Chroniques

par bertrand bolognesi

Vladimir Jurowski et le London Philharmonic Orchestra
Berg – Mahler – Wagner

2 DVD Idéale Audience International (2007)
3056808
Vladimir Jurowski joue Berg, Mahler et Wagner

C’était le 19 septembre 2007, au Royal Festival Hall (Londres) : le jeune chef russe Vladimir Jurowski scellait sa prise de fonction à la tête du London Philharmonic Orchestra par un concert mémorable consacré à Wagner, Berg et Mahler. Si le public parisien put récemment appréhender le musicien qui dirigeait un concert Brahms et Tchaïkovski, rappelons ses prestations remarquables dans Eugène Onéguine à l’Opéra Bastille et à la barre de l’Ensemble Intercontemporain [lire notre chronique du 8 décembre 2003].

D’un geste précis, Vladimir Jurowski ouvre le Prélude de l’Acte III de Parsifal de Wagner en un mouvement large qui ne traîne pas. Tout en dessinant soigneusement les différents plans, il fait naître avec beaucoup de souplesse le trait de trompette. Élégante par ses fondus subtils, sa lecture s’avère recueillie, épanouissant sans excès la solennité chorale des sections de cuivres. La tension dramatique point grâce à un fin travail dynamique, menant peu à peu l’expressivité vers la lumière où la page s’achèvera dans une contagieuse sérénité.

S’il n’est pas donné chaque jour d’aller écouter l’Opus 6 de Berg, il est encore plus rare qu’on en filme l’exécution. Programmer cette œuvre – qui, bien que comptant déjà quelques quatre-vingt-treize printemps, n’en demeure pas moins d’une évidente modernité – dans un premier concert officiel pourrait bien faire figure de manifeste, lorsqu’on sait que le chef ne néglige pas la musique de son temps.

Jurowski accentue le mystère du farouche Präludium, appuyant peu les contrastes. Sa conception favorise une profondeur de ton d’où surgit un grand lyrisme. À la faveur d’un tactus à peine mobile, un souffle particulier traverse le tableau, se colorant dans les oppositions de timbres. Le chef met en valeur les entrelacs mélodiques de Reigen, livrant toute la richesse de détail de l’écriture, jusqu’à l’irrésistible arrivée du motif dansé. On admirera le haut niveau d’exécution de la philharmonie londonienne. Une saine fermeté d’articulation affirme ensuite la Marsch, d’une stimulante tonicité qui ne dédaigne pas les aspects chambristes de la partition.
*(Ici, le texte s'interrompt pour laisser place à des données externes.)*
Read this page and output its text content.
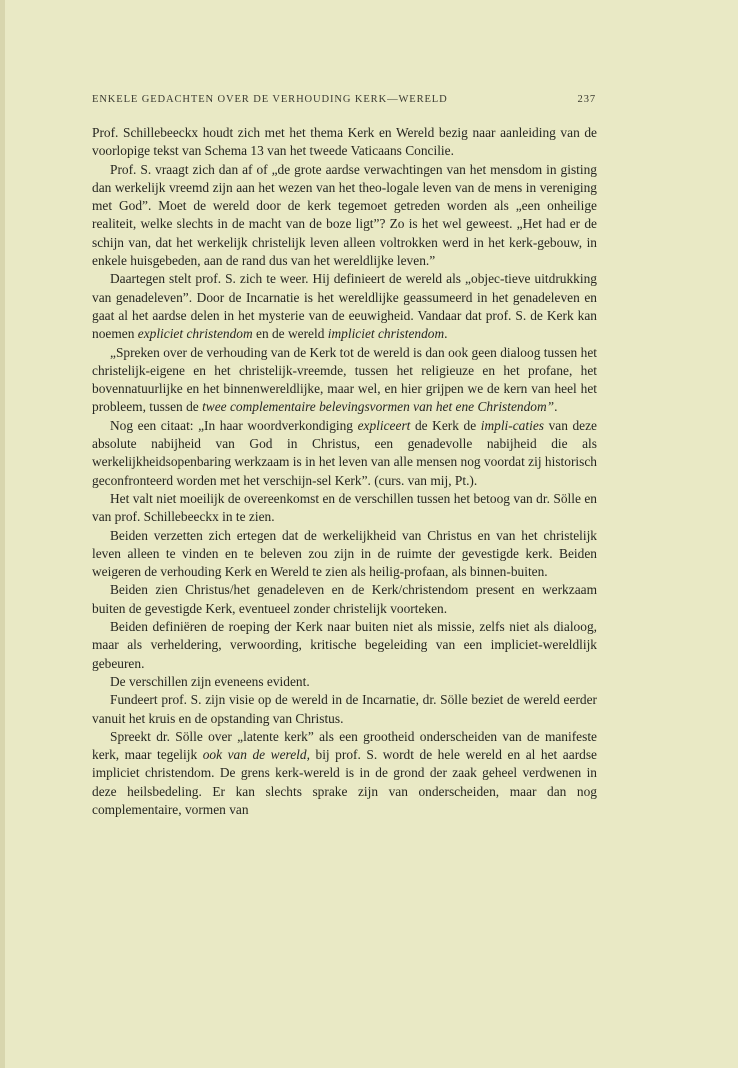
ENKELE GEDACHTEN OVER DE VERHOUDING KERK—WERELD	237

Prof. Schillebeeckx houdt zich met het thema Kerk en Wereld bezig naar aanleiding van de voorlopige tekst van Schema 13 van het tweede Vaticaans Concilie.

Prof. S. vraagt zich dan af of „de grote aardse verwachtingen van het mensdom in gisting dan werkelijk vreemd zijn aan het wezen van het theo-logale leven van de mens in vereniging met God”. Moet de wereld door de kerk tegemoet getreden worden als „een onheilige realiteit, welke slechts in de macht van de boze ligt”? Zo is het wel geweest. „Het had er de schijn van, dat het werkelijk christelijk leven alleen voltrokken werd in het kerk-gebouw, in enkele huisgebeden, aan de rand dus van het wereldlijke leven.”

Daartegen stelt prof. S. zich te weer. Hij definieert de wereld als „objec-tieve uitdrukking van genadeleven”. Door de Incarnatie is het wereldlijke geassumeerd in het genadeleven en gaat al het aardse delen in het mysterie van de eeuwigheid. Vandaar dat prof. S. de Kerk kan noemen expliciet christendom en de wereld impliciet christendom.

„Spreken over de verhouding van de Kerk tot de wereld is dan ook geen dialoog tussen het christelijk-eigene en het christelijk-vreemde, tussen het religieuze en het profane, het bovennatuurlijke en het binnenwereldlijke, maar wel, en hier grijpen we de kern van heel het probleem, tussen de twee complementaire belevingsvormen van het ene Christendom”.

Nog een citaat: „In haar woordverkondiging expliceert de Kerk de impli-caties van deze absolute nabijheid van God in Christus, een genadevolle nabijheid die als werkelijkheidsopenbaring werkzaam is in het leven van alle mensen nog voordat zij historisch geconfronteerd worden met het verschijn-sel Kerk”. (curs. van mij, Pt.).

Het valt niet moeilijk de overeenkomst en de verschillen tussen het betoog van dr. Sölle en van prof. Schillebeeckx in te zien.

Beiden verzetten zich ertegen dat de werkelijkheid van Christus en van het christelijk leven alleen te vinden en te beleven zou zijn in de ruimte der gevestigde kerk. Beiden weigeren de verhouding Kerk en Wereld te zien als heilig-profaan, als binnen-buiten.

Beiden zien Christus/het genadeleven en de Kerk/christendom present en werkzaam buiten de gevestigde Kerk, eventueel zonder christelijk voorteken.

Beiden definiëren de roeping der Kerk naar buiten niet als missie, zelfs niet als dialoog, maar als verheldering, verwoording, kritische begeleiding van een impliciet-wereldlijk gebeuren.

De verschillen zijn eveneens evident.

Fundeert prof. S. zijn visie op de wereld in de Incarnatie, dr. Sölle beziet de wereld eerder vanuit het kruis en de opstanding van Christus.

Spreekt dr. Sölle over „latente kerk” als een grootheid onderscheiden van de manifeste kerk, maar tegelijk ook van de wereld, bij prof. S. wordt de hele wereld en al het aardse impliciet christendom. De grens kerk-wereld is in de grond der zaak geheel verdwenen in deze heilsbedeling. Er kan slechts sprake zijn van onderscheiden, maar dan nog complementaire, vormen van
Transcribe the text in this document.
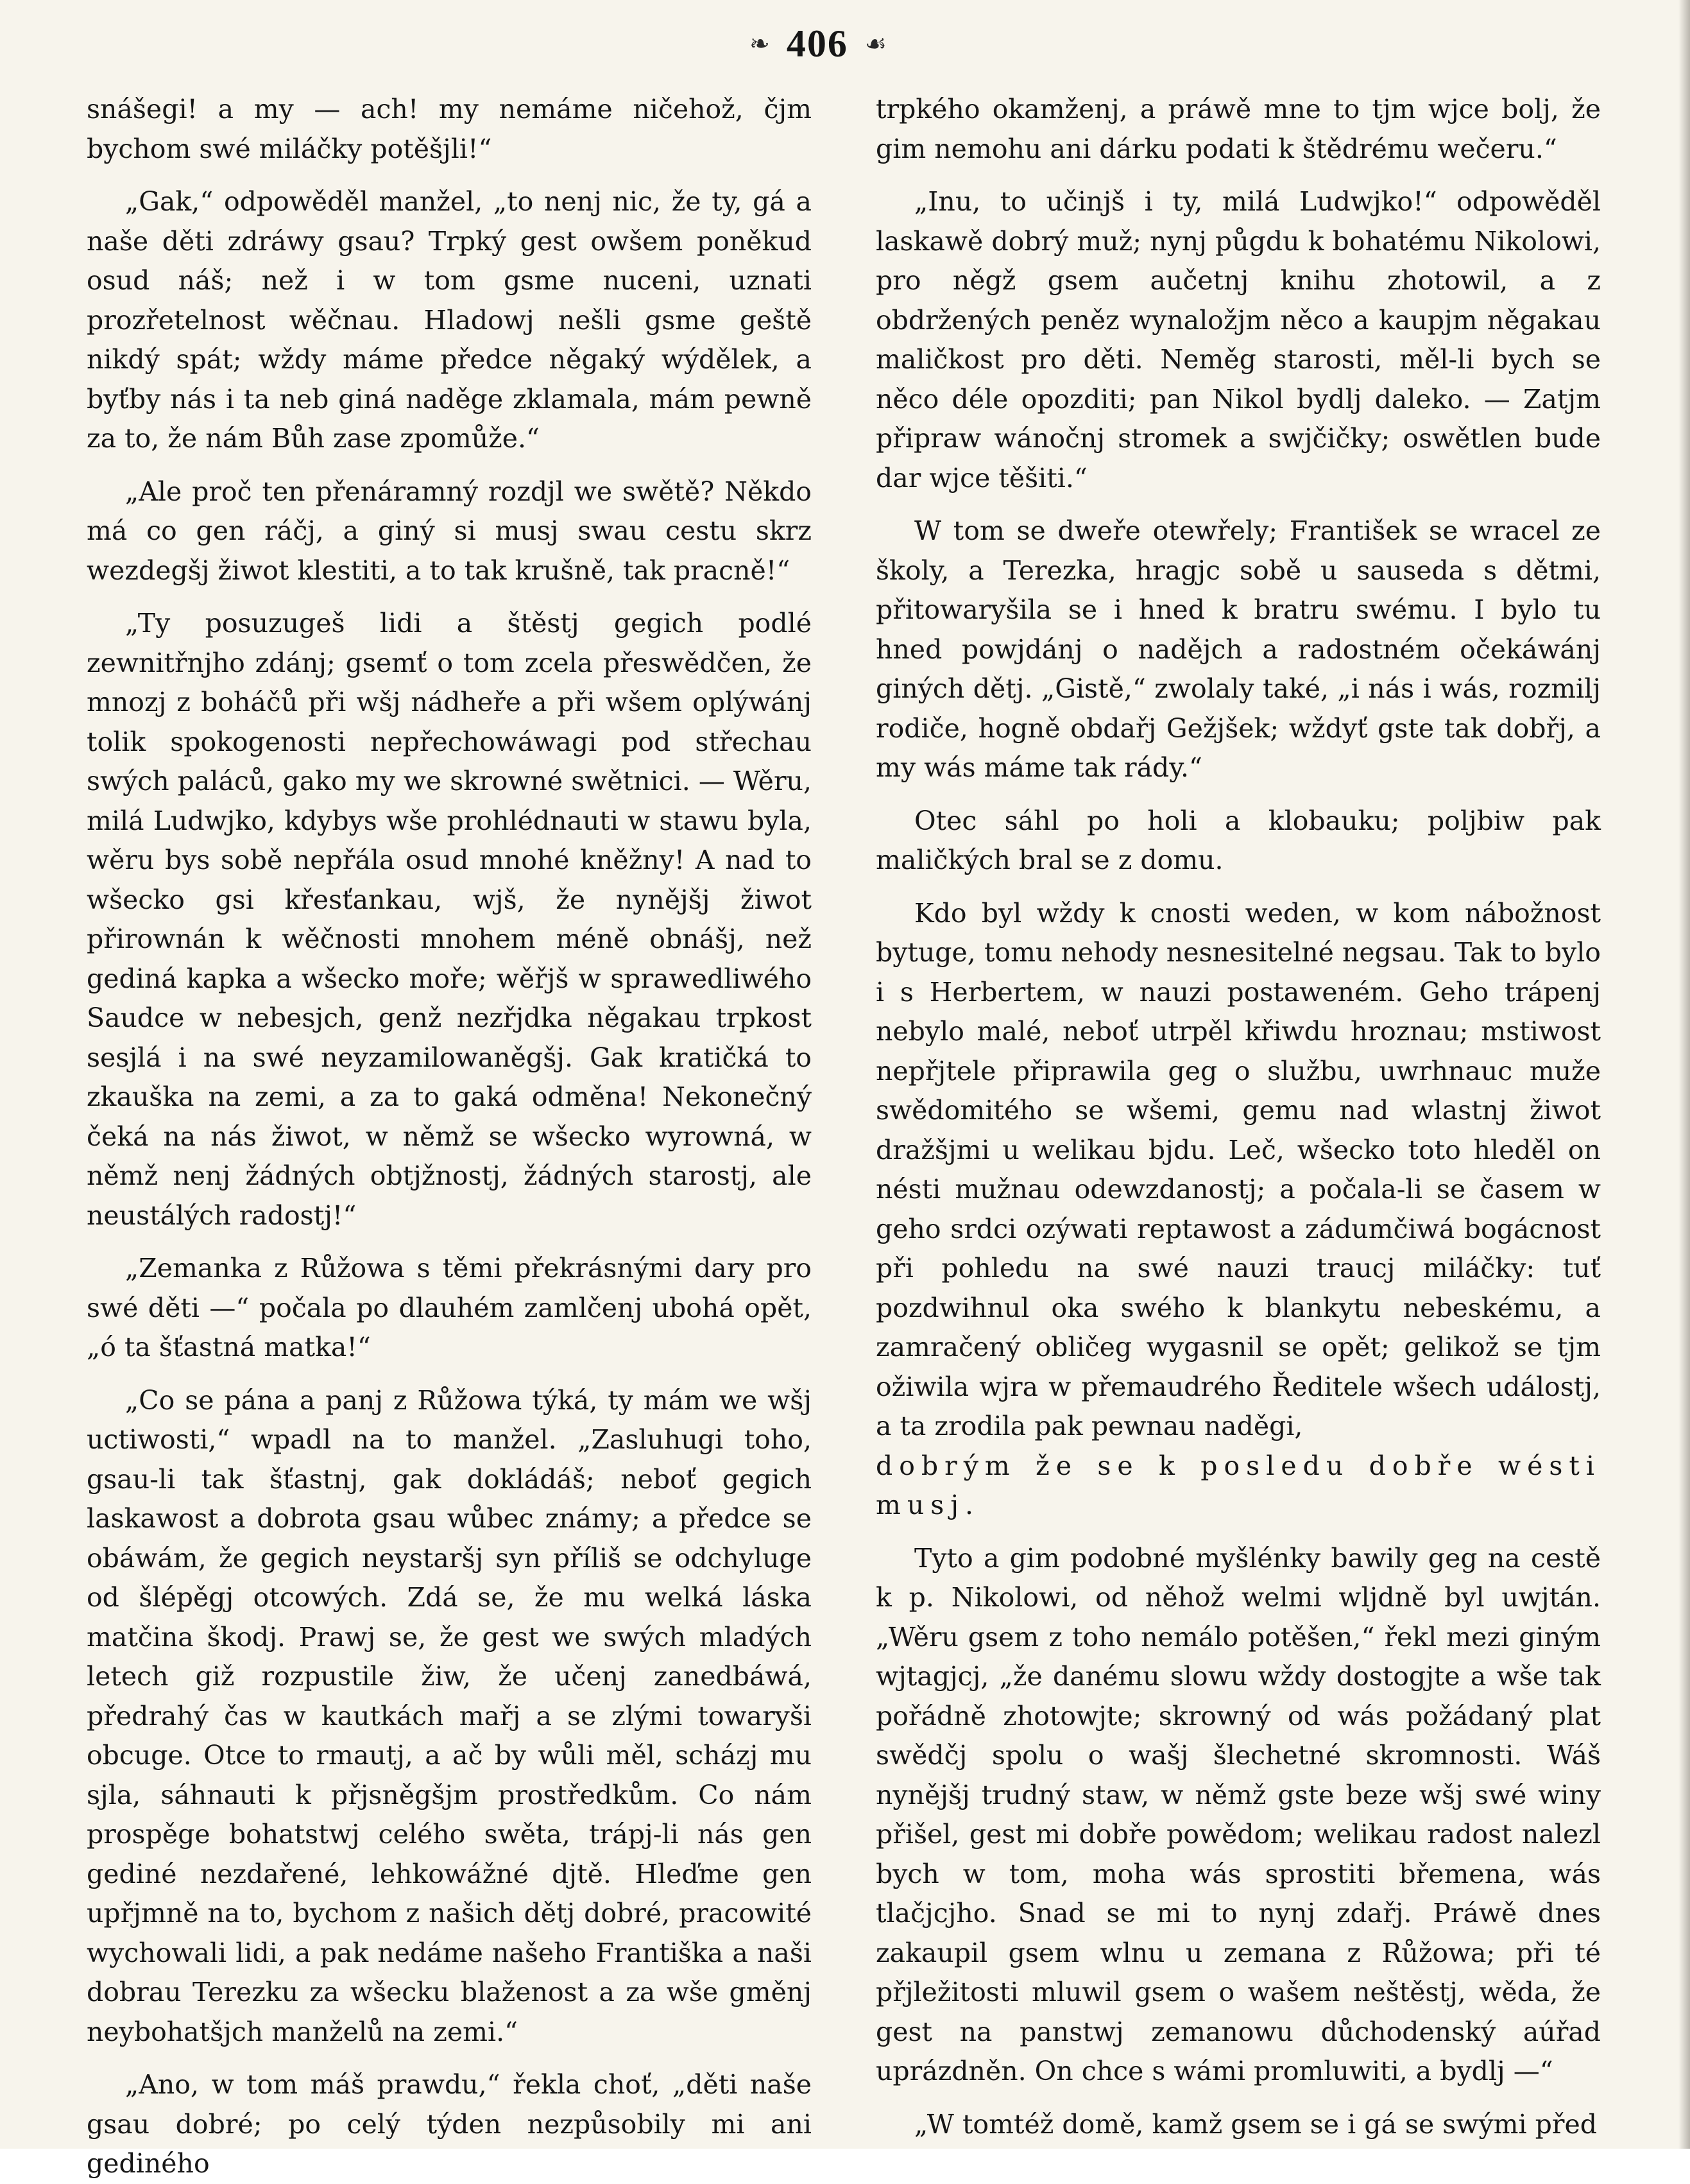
❧ 406 ☙

snášegi! a my — ach! my nemáme ničehož, čjm bychom swé miláčky potěšjli!“

„Gak,“ odpowěděl manžel, „to nenj nic, že ty, gá a naše děti zdráwy gsau? Trpký gest owšem poněkud osud náš; než i w tom gsme nuceni, uznati prozřetelnost wěčnau. Hladowj nešli gsme geště nikdý spát; wždy máme předce něgaký wýdělek, a byťby nás i ta neb giná naděge zklamala, mám pewně za to, že nám Bůh zase zpomůže.“

„Ale proč ten přenáramný rozdjl we swětě? Někdo má co gen ráčj, a giný si musj swau cestu skrz wezdegšj žiwot klestiti, a to tak krušně, tak pracně!“

„Ty posuzugeš lidi a štěstj gegich podlé zewnitřnjho zdánj; gsemť o tom zcela přeswědčen, že mnozj z boháčů při wšj nádheře a při wšem oplýwánj tolik spokogenosti nepřechowáwagi pod střechau swých paláců, gako my we skrowné swětnici. — Wěru, milá Ludwjko, kdybys wše prohlédnauti w stawu byla, wěru bys sobě nepřála osud mnohé kněžny! A nad to wšecko gsi křesťankau, wjš, že nynějšj žiwot přirownán k wěčnosti mnohem méně obnášj, než gediná kapka a wšecko moře; wěřjš w sprawedliwého Saudce w nebesjch, genž nezřjdka něgakau trpkost sesjlá i na swé neyzamilowaněgšj. Gak kratičká to zkauška na zemi, a za to gaká odměna! Nekonečný čeká na nás žiwot, w němž se wšecko wyrowná, w němž nenj žádných obtjžnostj, žádných starostj, ale neustálých radostj!“

„Zemanka z Růžowa s těmi překrásnými dary pro swé děti —“ počala po dlauhém zamlčenj ubohá opět, „ó ta šťastná matka!“

„Co se pána a panj z Růžowa týká, ty mám we wšj uctiwosti,“ wpadl na to manžel. „Zasluhugi toho, gsau-li tak šťastnj, gak dokládáš; neboť gegich laskawost a dobrota gsau wůbec známy; a předce se obáwám, že gegich neystaršj syn příliš se odchyluge od šlépěgj otcowých. Zdá se, že mu welká láska matčina škodj. Prawj se, že gest we swých mladých letech giž rozpustile žiw, že učenj zanedbáwá, předrahý čas w kautkách mařj a se zlými towaryši obcuge. Otce to rmautj, a ač by wůli měl, scházj mu sjla, sáhnauti k přjsněgšjm prostředkům. Co nám prospěge bohatstwj celého swěta, trápj-li nás gen gediné nezdařené, lehkowážné djtě. Hleďme gen upřjmně na to, bychom z našich dětj dobré, pracowité wychowali lidi, a pak nedáme našeho Františka a naši dobrau Terezku za wšecku blaženost a za wše gměnj neybohatšjch manželů na zemi.“

„Ano, w tom máš prawdu,“ řekla choť, „děti naše gsau dobré; po celý týden nezpůsobily mi ani gedinéhо

trpkého okamženj, a práwě mne to tjm wjce bolj, že gim nemohu ani dárku podati k štědrému wečeru.“

„Inu, to učinjš i ty, milá Ludwjko!“ odpowěděl laskawě dobrý muž; nynj půgdu k bohatému Nikolowi, pro něgž gsem aučetnj knihu zhotowil, a z obdržených peněz wynaložjm něco a kaupjm něgakau maličkost pro děti. Neměg starosti, měl-li bych se něco déle opozditi; pan Nikol bydlj daleko. — Zatjm připraw wánočnj stromek a swjčičky; oswětlen bude dar wjce těšiti.“

W tom se dweře otewřely; František se wracel ze školy, a Terezka, hragjc sobě u sauseda s dětmi, přitowaryšila se i hned k bratru swému. I bylo tu hned powjdánj o nadějch a radostném očekáwánj giných dětj. „Gistě,“ zwolaly také, „i nás i wás, rozmilj rodiče, hogně obdařj Gežjšek; wždyť gste tak dobřj, a my wás máme tak rády.“

Otec sáhl po holi a klobauku; poljbiw pak maličkých bral se z domu.

Kdo byl wždy k cnosti weden, w kom nábožnost bytuge, tomu nehody nesnesitelné negsau. Tak to bylo i s Herbertem, w nauzi postaweném. Geho trápenj nebylo malé, neboť utrpěl křiwdu hroznau; mstiwost nepřjtele připrawila geg o službu, uwrhnauc muže swědomitého se wšemi, gemu nad wlastnj žiwot dražšjmi u welikau bjdu. Leč, wšecko toto hleděl on nésti mužnau odewzdanostj; a počala-li se časem w geho srdci ozýwati reptawost a zádumčiwá bogácnost při pohledu na swé nauzi traucj miláčky: tuť pozdwihnul oka swého k blankytu nebeskému, a zamračený obličeg wygasnil se opět; gelikož se tjm ožiwila wjra w přemaudrého Ředitele wšech událostj, a ta zrodila pak pewnau naděgi,

dobrým že se k posledu dobře wésti musj.

Tyto a gim podobné myšlénky bawily geg na cestě k p. Nikolowi, od něhož welmi wljdně byl uwjtán. „Wěru gsem z toho nemálo potěšen,“ řekl mezi giným wjtagjcj, „že danému slowu wždy dostogjte a wše tak pořádně zhotowjte; skrowný od wás požádaný plat swědčj spolu o wašj šlechetné skromnosti. Wáš nynějšj trudný staw, w němž gste beze wšj swé winy přišel, gest mi dobře powědom; welikau radost nalezl bych w tom, moha wás sprostiti břemena, wás tlačjcjho. Snad se mi to nynj zdařj. Práwě dnes zakaupil gsem wlnu u zemana z Růžowa; při té přjležitosti mluwil gsem o wašem neštěstj, wěda, že gest na panstwj zemanowu důchodenský aúřad uprázdněn. On chce s wámi promluwiti, a bydlj —“

„W tomtéž domě, kamž gsem se i gá se swými před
Double hommage – à Mahler et à Schönberg –, les Drei Orchesterstücke Op.6 de Berg sont judicieusement placées au centre d’un menu en trois actes, ouvert par le testament wagnérien et conclu par l’avènement d’un compositeur de vingt ans à la grande symphonie de Lieder, Gustav Mahler. Dans un frémissement savamment dosé, Jurowski cisèle la Waldmärchen qui amorce Das Klagende Lied donné dans sa version originale de 1880. Le précieux équilibre permet de goûter toutes les délices de ce commencement, avant que s’imposent de plus sévères ruptures. Der Spielmann s’annonce vigoureusement héroïque dès les premiers pas, faisant sonner déjà des audaces partagées avec l’Adagio de la Dixième. Profitant des couleurs de l’orchestration, soulignant les superpositions de cuivres où l’on croit entendre Ives, le chef magnifie également la tendresse des cordes. Enfin, Hochzeitsstück s’inscrit dans une tout autre fermeté de contrastes.

Au ténor quelque peu serré de Michael Hendrick répond le phrasé épique du baryton Anthony Michaels-Moore dont la couleur séduit d’emblée. La rondeur de timbre et la simplicité d’un chant bien mené, malgré un grave un rien exsangue, signent la prestation de Hedwig Fassbender (mezzo-soprano). Enfin, la voix souple et gracieuse de Marisol Montalvo, excellente Lulu à Toulouse [lire notre chronique du 2 février 2003], éclaire avantageusement Das klagende Lied d’aigus fulgurants, toujours en bonne intelligence avec le texte, ici servi par une expressivité incontournable. Saluons également un chœur vaillant, soigneusement nuancé, et la fiabilité du soprano garçon, David Christopher Ragusa.

Incontestablement, le réalisateur Rhodri Huw n’est pas indifférent aux œuvres jouées ce soir-là. Ses prises de vue et son montage servent discrètement chaque partition, ni trop ni trop peu. Outre une interview conséquente (mais sans sous-titres) de Vladimir Jurowski, cette production Medici Arts (Idéale Audience) propose un second DVD dans sa boîte : il s’agit du même film dont l’image principale s’agrémente d’un rectangle témoin où suivre toute la gestique du chef (un gadget qui rencontrera peut-être amateurs…).